Di Indonesia akhir-akhir ini terdapat pemberitaan tentang penelantaran pasien. Hal ini menjadi bahasan di kalangan masyarakat, penyelenggara pelayanan, pembuat kebijakan dan pemegang kuasa. Oleh karena itu, penulis tertarik untuk membahas dan menganalisa peristiwa ini dilihat dari sisi etis dengan menggunakan teori liberal individualme.
1.2         TUJUAN PENULISAN
1.2.1   Tujuan Umum
Tujuan umum dari pembuatan makalah ini adalah untuk memahami dan menganalisa teori etika liberal individualism dikaitkan dengan contoh kasus nyata.

1.2.2   Tujuan Khusus
a.    Memahami tentang teori liberal individualism
b.    Memahami tentang hak asasi manusia
c.    Memahami hak dan kewajiban pasien
d.   Memahami hak dan kewajiban perawat
e.    Menganalisa kasus nyata dari segi teori liberal individualisme



BAB 2
TINJAUAN TEORITIS

2.1         LIBERAL INDIVIDUALISM
2.1.1   Sejarah Dan Pengertian Liberal Individualism
Istilah liberalisme dan individualisme muncul pada waktu yang hampir bersamaan. Liberalisme memasuki Eropa Barat pada tahun 1810an dan individulisme  kira-kira satu dekade kemudian. Makna dari dua neologisme ini saling berkaitan dimana masing-masing memodifikasi dan mengklarifikasi yang lain. Meski begitu individualism liberal dipahami sebagai konsep tunggal yang selalu diperbincangkan antara definisi dan nilai-nilai individu dalam pemikiran liberal (Dow & Ambivalences, 2015)

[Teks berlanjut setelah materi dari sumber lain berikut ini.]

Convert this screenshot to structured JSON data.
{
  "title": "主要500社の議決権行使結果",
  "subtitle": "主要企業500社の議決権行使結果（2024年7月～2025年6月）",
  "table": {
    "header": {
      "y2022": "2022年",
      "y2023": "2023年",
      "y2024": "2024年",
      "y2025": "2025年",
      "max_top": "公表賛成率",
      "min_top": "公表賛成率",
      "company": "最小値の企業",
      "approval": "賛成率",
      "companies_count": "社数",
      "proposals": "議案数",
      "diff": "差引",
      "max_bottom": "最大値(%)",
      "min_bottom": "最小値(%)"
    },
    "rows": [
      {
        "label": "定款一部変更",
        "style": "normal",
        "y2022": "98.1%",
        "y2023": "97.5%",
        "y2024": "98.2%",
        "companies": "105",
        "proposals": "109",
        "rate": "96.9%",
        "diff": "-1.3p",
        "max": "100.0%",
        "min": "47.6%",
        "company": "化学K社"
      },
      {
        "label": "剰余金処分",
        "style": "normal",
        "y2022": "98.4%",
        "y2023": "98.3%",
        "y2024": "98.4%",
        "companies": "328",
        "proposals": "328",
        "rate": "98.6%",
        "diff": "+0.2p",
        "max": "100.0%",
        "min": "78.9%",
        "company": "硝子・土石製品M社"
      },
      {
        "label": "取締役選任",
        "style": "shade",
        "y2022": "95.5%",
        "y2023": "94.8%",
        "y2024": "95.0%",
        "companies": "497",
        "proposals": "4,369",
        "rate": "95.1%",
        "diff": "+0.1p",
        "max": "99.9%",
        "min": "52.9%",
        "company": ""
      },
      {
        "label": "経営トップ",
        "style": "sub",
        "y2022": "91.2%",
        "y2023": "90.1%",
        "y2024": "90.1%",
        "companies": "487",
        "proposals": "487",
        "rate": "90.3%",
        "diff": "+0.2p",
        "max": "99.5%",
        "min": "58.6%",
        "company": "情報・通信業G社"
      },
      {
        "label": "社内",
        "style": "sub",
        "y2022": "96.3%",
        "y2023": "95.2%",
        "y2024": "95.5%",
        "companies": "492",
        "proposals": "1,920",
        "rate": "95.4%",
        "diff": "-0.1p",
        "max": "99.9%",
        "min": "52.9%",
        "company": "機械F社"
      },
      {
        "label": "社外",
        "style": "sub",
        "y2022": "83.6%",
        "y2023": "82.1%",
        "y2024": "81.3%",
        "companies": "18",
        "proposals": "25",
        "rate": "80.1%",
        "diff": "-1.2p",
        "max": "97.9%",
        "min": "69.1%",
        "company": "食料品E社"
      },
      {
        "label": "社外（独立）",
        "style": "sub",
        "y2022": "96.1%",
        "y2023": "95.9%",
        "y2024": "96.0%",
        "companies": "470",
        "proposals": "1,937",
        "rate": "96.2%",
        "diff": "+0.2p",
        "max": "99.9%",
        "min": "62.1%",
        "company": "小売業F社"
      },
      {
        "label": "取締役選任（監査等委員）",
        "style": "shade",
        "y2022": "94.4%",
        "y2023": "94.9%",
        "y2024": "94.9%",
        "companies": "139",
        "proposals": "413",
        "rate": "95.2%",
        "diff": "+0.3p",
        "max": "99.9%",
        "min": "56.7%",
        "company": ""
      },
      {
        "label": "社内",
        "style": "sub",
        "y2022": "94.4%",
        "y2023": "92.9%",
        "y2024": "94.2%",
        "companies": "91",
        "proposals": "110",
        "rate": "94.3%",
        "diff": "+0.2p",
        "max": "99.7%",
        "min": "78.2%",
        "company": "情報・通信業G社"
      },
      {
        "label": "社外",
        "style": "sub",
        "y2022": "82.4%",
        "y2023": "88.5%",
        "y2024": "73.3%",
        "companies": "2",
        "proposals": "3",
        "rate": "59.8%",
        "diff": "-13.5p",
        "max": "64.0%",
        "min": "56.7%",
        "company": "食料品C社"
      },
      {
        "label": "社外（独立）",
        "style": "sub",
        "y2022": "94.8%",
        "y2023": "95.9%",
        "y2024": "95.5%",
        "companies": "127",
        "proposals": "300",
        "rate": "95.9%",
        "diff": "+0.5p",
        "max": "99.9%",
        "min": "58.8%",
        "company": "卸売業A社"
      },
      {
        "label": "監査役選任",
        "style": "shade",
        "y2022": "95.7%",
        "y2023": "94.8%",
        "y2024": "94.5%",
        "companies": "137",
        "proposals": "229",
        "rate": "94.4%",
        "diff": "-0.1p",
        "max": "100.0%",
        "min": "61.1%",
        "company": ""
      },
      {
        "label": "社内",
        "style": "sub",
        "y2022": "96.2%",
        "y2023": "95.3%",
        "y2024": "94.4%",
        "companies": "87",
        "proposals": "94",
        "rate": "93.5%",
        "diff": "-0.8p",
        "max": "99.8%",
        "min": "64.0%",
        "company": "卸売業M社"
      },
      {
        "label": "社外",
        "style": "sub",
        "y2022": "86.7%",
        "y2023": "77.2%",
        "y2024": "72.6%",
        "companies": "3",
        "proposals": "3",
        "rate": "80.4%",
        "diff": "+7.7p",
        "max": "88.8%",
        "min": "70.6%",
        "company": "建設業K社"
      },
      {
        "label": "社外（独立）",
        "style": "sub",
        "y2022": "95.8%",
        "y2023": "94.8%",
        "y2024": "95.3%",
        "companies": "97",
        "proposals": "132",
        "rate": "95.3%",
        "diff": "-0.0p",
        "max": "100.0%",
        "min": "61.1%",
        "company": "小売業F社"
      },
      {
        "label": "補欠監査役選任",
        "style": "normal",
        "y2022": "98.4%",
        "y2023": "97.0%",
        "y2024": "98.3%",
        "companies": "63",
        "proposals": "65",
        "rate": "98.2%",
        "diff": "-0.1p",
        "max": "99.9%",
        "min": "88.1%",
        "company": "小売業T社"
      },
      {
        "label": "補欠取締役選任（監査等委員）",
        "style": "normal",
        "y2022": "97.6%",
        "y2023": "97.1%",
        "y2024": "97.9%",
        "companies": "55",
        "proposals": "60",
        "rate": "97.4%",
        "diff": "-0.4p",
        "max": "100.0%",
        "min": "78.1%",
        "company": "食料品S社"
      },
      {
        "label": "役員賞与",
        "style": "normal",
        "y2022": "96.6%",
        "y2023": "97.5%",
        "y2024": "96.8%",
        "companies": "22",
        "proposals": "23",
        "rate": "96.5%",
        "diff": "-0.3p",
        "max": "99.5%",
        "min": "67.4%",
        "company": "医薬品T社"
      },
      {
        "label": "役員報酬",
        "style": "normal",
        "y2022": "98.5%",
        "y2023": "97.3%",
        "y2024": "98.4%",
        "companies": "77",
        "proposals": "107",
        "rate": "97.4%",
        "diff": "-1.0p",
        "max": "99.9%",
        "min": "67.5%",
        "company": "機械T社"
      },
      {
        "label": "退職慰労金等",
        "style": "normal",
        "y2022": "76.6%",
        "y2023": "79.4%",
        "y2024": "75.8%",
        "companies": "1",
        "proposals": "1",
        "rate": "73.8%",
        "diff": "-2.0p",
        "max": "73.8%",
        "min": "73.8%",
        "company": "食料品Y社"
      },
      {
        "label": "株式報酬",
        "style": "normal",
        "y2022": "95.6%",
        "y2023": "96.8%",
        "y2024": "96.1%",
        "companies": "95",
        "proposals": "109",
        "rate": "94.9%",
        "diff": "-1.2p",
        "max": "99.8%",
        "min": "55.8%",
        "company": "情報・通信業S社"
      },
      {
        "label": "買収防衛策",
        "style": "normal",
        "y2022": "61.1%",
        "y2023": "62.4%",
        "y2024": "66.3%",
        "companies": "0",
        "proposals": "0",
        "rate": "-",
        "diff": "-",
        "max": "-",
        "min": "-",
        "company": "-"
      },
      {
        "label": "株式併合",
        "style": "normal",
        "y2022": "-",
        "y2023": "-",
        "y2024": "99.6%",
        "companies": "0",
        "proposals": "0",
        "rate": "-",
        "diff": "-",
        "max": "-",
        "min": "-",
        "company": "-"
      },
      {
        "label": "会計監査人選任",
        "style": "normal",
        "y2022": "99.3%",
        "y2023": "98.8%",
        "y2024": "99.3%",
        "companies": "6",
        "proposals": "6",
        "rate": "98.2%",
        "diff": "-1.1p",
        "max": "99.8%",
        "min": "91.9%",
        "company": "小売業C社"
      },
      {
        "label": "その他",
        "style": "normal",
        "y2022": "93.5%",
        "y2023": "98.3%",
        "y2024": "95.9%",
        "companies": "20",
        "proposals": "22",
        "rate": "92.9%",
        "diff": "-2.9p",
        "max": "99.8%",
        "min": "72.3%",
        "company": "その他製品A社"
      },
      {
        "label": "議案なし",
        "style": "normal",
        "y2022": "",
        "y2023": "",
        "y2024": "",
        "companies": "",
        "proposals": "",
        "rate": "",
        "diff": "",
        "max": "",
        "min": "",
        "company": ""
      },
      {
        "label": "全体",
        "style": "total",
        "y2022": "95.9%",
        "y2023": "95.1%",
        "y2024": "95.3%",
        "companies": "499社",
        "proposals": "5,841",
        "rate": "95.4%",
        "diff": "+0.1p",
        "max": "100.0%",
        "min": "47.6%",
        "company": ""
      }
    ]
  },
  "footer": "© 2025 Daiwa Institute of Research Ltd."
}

Banyak kaum liberal berpendapat bahwa doktrin liberal individualism adalah teori tentang masyarakat. Dengan kata lain konsep dari individu yang ditemukan di seluruh tradisi liberal diciptakan untuk menjelaskan alasan mengutamakan kepentingan diri sendiri diatas kepentingan negara. Sebagian besar ambiguitas liberal individualism khawatir apakah konsepnya tidak mampu menyampaikan teori yang komplek tentang kepribadian manusia (Dow & Ambivalences, 2015).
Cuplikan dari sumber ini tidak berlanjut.